Last edited: Jul 18, 2012
3. Jul 18, 2012

### uart

It's effectively forced to zero via the secondary. When both Q1 and Q2 are off the primary current must be zero*. For an ideal transformer if the primary current is zero then the net secondary current must also be zero. For the split secondary winding however, we can achieve a net zero current if we have equal and opposite currents in each half of the secondary, hence the load current freewheels through both D3 and D4 in parallel. The requirement of zero net current means that the transformer effectively forces them to share. (Note that the D3 half of the current flows out of the "dot" while the D4 half of the current flows into the "dot, hence no net current)

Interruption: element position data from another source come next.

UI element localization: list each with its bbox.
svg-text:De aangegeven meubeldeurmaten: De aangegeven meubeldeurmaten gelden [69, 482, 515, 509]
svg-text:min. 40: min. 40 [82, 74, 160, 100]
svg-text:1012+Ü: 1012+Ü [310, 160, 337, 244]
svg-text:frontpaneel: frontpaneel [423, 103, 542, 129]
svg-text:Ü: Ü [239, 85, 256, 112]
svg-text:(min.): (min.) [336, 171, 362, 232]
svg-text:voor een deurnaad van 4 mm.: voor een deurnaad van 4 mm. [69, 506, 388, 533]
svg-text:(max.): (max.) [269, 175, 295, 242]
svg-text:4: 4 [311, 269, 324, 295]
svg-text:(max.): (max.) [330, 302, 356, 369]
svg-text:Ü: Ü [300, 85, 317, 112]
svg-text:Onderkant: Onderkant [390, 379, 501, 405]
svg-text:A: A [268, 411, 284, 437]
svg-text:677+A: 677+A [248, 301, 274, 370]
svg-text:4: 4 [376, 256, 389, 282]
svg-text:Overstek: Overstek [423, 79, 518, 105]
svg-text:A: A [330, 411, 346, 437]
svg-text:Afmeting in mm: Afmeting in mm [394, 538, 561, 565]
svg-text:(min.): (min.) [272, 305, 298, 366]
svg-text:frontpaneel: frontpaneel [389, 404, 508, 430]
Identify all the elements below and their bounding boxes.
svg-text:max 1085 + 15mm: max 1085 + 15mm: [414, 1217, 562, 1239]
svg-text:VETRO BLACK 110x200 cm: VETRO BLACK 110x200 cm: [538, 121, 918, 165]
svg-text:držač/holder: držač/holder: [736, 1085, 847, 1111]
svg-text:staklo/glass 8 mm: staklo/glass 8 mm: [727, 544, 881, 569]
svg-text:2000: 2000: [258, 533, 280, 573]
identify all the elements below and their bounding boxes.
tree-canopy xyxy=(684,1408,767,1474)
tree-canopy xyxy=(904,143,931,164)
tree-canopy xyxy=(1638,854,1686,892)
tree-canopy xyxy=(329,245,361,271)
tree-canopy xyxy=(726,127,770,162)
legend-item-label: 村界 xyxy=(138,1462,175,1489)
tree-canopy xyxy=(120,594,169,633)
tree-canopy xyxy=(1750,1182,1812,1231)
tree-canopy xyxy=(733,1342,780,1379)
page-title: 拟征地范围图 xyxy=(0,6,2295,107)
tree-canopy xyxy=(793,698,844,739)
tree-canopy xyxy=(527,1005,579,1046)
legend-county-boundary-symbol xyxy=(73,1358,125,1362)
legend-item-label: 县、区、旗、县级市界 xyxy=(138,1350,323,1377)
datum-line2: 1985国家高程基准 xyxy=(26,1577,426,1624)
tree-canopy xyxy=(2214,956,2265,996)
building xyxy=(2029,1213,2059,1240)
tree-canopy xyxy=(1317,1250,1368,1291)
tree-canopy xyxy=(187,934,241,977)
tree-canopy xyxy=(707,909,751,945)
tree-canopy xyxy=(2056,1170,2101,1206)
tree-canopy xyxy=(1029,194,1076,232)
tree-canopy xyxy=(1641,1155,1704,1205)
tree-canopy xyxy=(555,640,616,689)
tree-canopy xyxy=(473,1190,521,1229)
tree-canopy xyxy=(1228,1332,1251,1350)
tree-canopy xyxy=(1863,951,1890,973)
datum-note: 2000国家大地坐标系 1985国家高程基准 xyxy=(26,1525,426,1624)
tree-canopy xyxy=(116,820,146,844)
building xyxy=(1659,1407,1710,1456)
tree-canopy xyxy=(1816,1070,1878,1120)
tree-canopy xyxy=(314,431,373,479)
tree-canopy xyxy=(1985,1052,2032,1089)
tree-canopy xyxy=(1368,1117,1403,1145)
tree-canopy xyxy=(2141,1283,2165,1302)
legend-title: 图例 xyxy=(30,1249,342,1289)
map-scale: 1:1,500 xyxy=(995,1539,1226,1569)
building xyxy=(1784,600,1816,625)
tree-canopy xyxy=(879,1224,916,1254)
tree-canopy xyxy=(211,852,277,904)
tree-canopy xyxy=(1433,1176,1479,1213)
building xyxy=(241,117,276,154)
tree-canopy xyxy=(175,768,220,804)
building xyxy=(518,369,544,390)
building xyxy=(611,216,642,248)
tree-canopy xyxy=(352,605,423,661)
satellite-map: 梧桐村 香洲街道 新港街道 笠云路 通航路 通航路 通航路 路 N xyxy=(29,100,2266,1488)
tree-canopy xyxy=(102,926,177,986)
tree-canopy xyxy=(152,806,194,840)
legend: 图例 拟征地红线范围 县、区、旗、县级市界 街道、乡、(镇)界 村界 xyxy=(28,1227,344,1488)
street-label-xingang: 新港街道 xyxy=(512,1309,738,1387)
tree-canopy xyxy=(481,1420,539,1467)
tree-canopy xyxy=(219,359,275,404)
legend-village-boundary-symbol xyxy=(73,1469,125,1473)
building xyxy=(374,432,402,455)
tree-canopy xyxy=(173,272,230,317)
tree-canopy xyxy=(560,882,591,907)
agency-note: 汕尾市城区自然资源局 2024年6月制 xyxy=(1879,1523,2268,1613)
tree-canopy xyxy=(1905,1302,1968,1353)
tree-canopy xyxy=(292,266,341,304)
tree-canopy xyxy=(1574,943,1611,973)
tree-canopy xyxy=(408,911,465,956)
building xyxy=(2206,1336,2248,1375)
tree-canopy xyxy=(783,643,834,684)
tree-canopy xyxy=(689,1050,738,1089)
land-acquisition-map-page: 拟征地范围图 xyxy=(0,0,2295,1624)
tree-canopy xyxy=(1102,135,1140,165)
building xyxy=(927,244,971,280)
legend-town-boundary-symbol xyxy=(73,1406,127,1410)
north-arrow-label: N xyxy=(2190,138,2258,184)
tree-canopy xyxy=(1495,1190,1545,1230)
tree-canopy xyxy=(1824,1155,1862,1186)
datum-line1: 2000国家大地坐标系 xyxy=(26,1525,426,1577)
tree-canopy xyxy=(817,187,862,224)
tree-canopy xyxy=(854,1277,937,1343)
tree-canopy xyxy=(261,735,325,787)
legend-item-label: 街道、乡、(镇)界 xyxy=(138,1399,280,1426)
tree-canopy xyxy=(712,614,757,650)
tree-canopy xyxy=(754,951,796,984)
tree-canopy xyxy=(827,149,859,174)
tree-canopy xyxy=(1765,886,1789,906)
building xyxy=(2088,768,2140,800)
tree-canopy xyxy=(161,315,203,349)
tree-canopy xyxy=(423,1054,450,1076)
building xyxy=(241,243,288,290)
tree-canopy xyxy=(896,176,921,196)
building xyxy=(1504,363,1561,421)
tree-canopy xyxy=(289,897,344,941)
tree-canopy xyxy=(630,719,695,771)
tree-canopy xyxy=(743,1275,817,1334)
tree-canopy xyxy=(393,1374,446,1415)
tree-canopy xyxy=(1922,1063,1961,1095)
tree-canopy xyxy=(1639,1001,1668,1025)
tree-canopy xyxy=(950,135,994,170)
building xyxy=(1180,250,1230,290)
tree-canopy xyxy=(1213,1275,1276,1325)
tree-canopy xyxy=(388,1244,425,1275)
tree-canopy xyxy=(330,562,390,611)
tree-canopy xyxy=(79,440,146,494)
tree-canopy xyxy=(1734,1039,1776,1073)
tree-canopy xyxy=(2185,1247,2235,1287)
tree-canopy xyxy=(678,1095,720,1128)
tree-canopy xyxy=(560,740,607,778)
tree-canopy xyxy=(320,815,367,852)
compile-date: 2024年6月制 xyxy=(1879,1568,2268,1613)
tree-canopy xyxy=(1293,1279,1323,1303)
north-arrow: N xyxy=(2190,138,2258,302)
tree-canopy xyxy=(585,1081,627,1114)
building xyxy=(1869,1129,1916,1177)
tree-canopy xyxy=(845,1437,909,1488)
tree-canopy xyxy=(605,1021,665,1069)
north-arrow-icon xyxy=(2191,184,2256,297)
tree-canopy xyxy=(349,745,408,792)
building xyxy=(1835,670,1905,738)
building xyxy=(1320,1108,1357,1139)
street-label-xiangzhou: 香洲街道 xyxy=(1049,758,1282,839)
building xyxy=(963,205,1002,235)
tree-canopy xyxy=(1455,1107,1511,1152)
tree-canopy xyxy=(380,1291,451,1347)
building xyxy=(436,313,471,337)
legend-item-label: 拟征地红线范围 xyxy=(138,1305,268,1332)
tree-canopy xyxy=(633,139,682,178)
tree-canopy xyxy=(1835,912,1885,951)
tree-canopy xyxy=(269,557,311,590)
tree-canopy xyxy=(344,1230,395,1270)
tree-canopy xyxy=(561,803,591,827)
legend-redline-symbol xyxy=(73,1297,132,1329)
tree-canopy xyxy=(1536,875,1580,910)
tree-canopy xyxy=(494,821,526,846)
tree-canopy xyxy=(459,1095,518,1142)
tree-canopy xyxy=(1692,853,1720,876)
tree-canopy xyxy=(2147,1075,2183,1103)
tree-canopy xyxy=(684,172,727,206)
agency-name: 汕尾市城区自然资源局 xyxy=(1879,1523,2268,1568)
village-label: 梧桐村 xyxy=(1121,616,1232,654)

So with both D3 and D4 forward biased we can do a simple KVL around the loop contain D3, D4 and the two secondaries, and determine that the total secondary voltage must be $V_{D3} - V_{D4}$, which of course is 0 - 0 for ideal diodes and close to zero for real ones. Hope that helps.

*This is assuming an ideal transformer of course. If you allow for magnetizing inductance then the situation is more complicated, with D1/D2 allowing conduction to continue after the switches are off.

Last edited: Jul 18, 2012
4. Jul 18, 2012

### es1

If you include Lm it still works as described. Notice Fig 6.21 of the attachment includes i_m(t). It's true that di_m(t)/dt=0 when Q1 and Q2 are off, but i_m(t) itself can be nonzero during this time.

Incidentally this is also why D1 & D2 are necessary. You can see the final blurb on them in the paragraph right before 6.3.2 in the text or this Google book link.

5. Jul 18, 2012

### es1

It looks like you have to actually click on section 6.3.1 in the table on contents in the link provided to see the text from the book. Not sure why the link itself didn't work.

6. Jul 18, 2012

### uart

Sorry that link doesn't seem to be loading properly for me (or maybe loading slow), so I can't see the images. But not to worry, as I know exactly what you're talking about. :)

Yes you're right, it would still work (almost) as described. The difference would be that the free-wheeling current would not divide exactly evenly between D3 and D4, with the current difference accounting for the magnetizing current (referred to the secondary). I was just trying to avoid explaining this for a simple solution relevant to the OP.

I was in error however when I said that inclusion of magnetizing inductance would cause D1/D2 to conduct after the switches were turned off. It is of course the inclusion of transformer leakage inductance that would give this outcome.